Who Maintains the Property Today?
The Fort Collier Civil War Center, Inc. is a non-profit organization dedicated to the preservation of the earthworks at Fort Collier Civil War site in Winchester, Virginia.
In the 1997 Winchester-Frederick County Battlefield Network Plan, Fort Collier is listed as one of three Civil War sites in the Winchester-Frederick County area that are in critical need of preservation. The Fort Collier Civil War Center, a non-profit organization with a membership of over 200 donors and an active Board of Directors, was formed as a result of the immediate threats to the Fort Collier site by encroaching industrial development. The FCCWC purchased the 10-acre Fort Collier tract on April 1, 2002. Purchase was made possible through private donations totaling approximately $295,000 and approximately $176,000 in grants.

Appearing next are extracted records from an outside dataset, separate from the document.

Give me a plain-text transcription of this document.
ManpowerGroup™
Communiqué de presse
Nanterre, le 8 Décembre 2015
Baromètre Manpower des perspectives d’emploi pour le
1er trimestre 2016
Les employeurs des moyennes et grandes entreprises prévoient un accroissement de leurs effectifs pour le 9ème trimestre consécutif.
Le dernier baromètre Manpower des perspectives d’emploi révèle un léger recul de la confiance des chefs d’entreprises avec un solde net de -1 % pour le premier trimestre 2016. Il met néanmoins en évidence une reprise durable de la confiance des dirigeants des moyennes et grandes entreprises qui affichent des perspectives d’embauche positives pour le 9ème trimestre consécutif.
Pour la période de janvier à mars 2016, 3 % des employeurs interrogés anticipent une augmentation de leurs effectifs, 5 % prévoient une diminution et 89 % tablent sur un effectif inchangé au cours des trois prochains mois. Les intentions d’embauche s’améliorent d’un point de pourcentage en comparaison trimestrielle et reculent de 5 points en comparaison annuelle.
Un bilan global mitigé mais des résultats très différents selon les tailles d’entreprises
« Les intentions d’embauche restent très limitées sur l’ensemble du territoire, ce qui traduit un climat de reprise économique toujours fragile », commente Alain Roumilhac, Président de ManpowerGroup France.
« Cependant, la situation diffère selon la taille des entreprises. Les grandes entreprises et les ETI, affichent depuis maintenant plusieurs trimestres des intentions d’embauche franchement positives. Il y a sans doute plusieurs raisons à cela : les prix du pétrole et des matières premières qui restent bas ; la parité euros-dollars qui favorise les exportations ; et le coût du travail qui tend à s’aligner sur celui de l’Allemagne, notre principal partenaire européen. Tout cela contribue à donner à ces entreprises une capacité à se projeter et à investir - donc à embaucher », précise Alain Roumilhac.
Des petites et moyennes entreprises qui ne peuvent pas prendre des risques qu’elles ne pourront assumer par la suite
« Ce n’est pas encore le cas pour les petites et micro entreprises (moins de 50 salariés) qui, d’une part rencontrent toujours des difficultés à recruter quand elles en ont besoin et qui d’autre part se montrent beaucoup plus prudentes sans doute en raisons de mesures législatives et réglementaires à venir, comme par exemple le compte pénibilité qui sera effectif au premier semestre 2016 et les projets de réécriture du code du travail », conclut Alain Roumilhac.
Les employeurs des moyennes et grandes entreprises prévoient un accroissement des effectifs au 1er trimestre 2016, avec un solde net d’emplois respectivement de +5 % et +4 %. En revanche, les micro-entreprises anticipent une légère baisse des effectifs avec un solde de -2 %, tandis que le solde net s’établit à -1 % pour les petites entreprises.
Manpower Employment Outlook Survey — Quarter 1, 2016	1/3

The need to preserve this site in particular can be appreciated not merely in reference to the Third Battle of Winchester or the larger campaigns waged by both armies in the Shenandoah Valley of Virginia, but also in the context of the effects of the war upon a large civilian population center. Fort Collier was constructed by Confederate forces in 1861 as a deterrent to attackers of Winchester, as the city had become the center of the Confederate military leaders’ strategy to hold a front line against Federal incursion into the state. Harpers Ferry was considered indefensible – an opinion borne out during the war. Winchester, then, became a center of operations for the Confederacy, which disputed its control with Federal forces so often that the city changed hands over 70 times during the course of the war. Fort Collier, although seeing action only in the Third Battle of Winchester, stood imposingly throughout the war as a deterrent to attackers and a reminder to civilians of the position in which their city had been placed by circumstances beyond their control. Winchester was transformed for almost the entire duration of the war to a city on the front line – attacked and occupied by both armies until the culminating Third Battle of Winchester, when the city fell back under Union control for good.